430.000 dollars en quelques heures : le pari sur Maduro controversé
Le vendredi 2 janvier, des paris sur le départ imminent du président vénézuélien augmentent sur Polymarket après l’annonce de l’arrestation de Nicolás Maduro par Donald Trump. Polymarket est interdit en France et en Belgique pour avoir proposé des paris sans licence, et il est placé sur la liste noire de la Commission des jeux de hasard en Belgique.
Le vendredi 2 janvier, alors que aucune information n’a encore été rendue publique, les paris sur un départ prochain du président vénézuélien avant la fin du mois de janvier connaissent une forte augmentation sur Polymarket. Peu après, la nouvelle se confirme : le président américain Donald Trump annonce l’arrestation de Nicolás Maduro et de son épouse lors d’une opération rapide menée par les forces américaines.
Dans le détail, le comportement d’un compte attire particulièrement l’attention. Créé fin décembre, sans pseudonyme identifiable ni photo, il n’a montré aucune activité avant le 27 décembre. Puis, en l’espace de quelques heures, cet utilisateur commence à investir : 96 dollars sur une intervention américaine, 123 dollars sur un départ anticipé de Maduro. Rapidement, les mises explosent.
Entre le 1er janvier à 23h57 et le 3 janvier à 2h58, ce parieur engage plus de 31 000 dollars sur la chute du régime vénézuélien. Pourtant, à ce moment-là, la probabilité estimée par le marché est d’environ 7 à 8 cents par dollar misé, ce qui indique que ce scénario est considéré comme hautement improbable par la majorité des utilisateurs.
Le lendemain, le pari s’avère gagnant. Au final, cela donne lieu à 436 759 dollars encaissés, soit environ 370 000 euros, après déduction de quelques pertes annexes. Une performance impressionnante, mais également suspecte.
Polymarket permet de parier sur une multitude d’événements d’actualité : élections, conflits géopolitiques, catastrophes naturelles ou décisions politiques. Ces derniers mois, l’élection présidentielle américaine, les incendies à Los Angeles ou encore la guerre entre Israël et le Hamas ont généré des millions de dollars de mises.
Depuis l’arrestation de Nicolás Maduro, les paris liés au Venezuela se sont multipliés. Le marché intitulé « Les États-Unis envahiront-ils le Venezuela en 2026 ? » a déjà engendré plus de 10 millions de dollars de transactions. Un autre pari, visant à désigner le dirigeant du pays fin 2026, connaît également un vif succès.

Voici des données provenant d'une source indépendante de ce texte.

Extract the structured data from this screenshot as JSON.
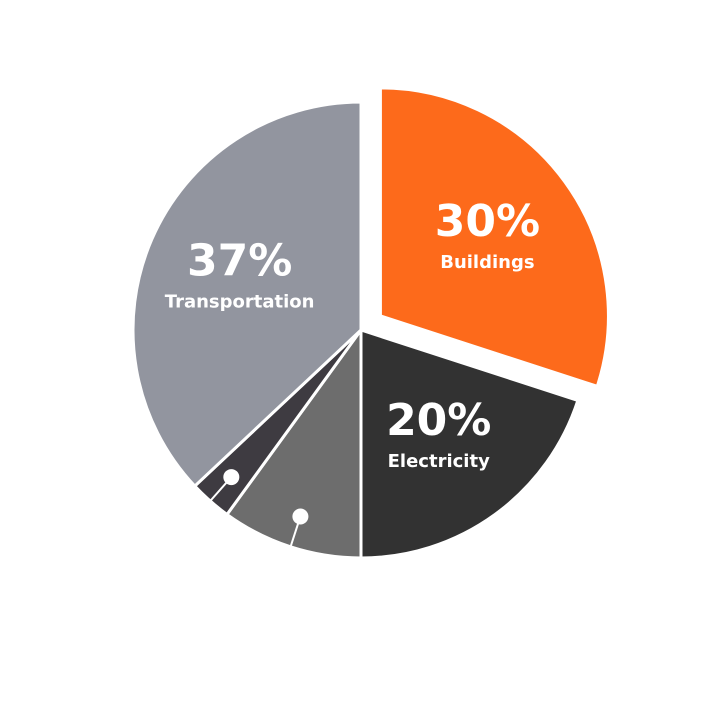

Cette situation inquiète aux États-Unis. Le représentant démocrate Ritchie Torres envisage de proposer une loi pour interdire aux élus fédéraux et à certaines personnalités politiques de participer à ces marchés de prédiction, craignant des abus et des conflits d’intérêts. « Ce projet de loi interdirait aux élus fédéraux, aux fonctionnaires nommés politiquement et aux employés de l’exécutif de participer à des contrats de marchés de prédiction lorsqu’ils possèdent des informations non publiques importantes ou pourraient raisonnablement les obtenir lors de l’exercice de leurs fonctions officielles, » explique-t-il aux médias américains.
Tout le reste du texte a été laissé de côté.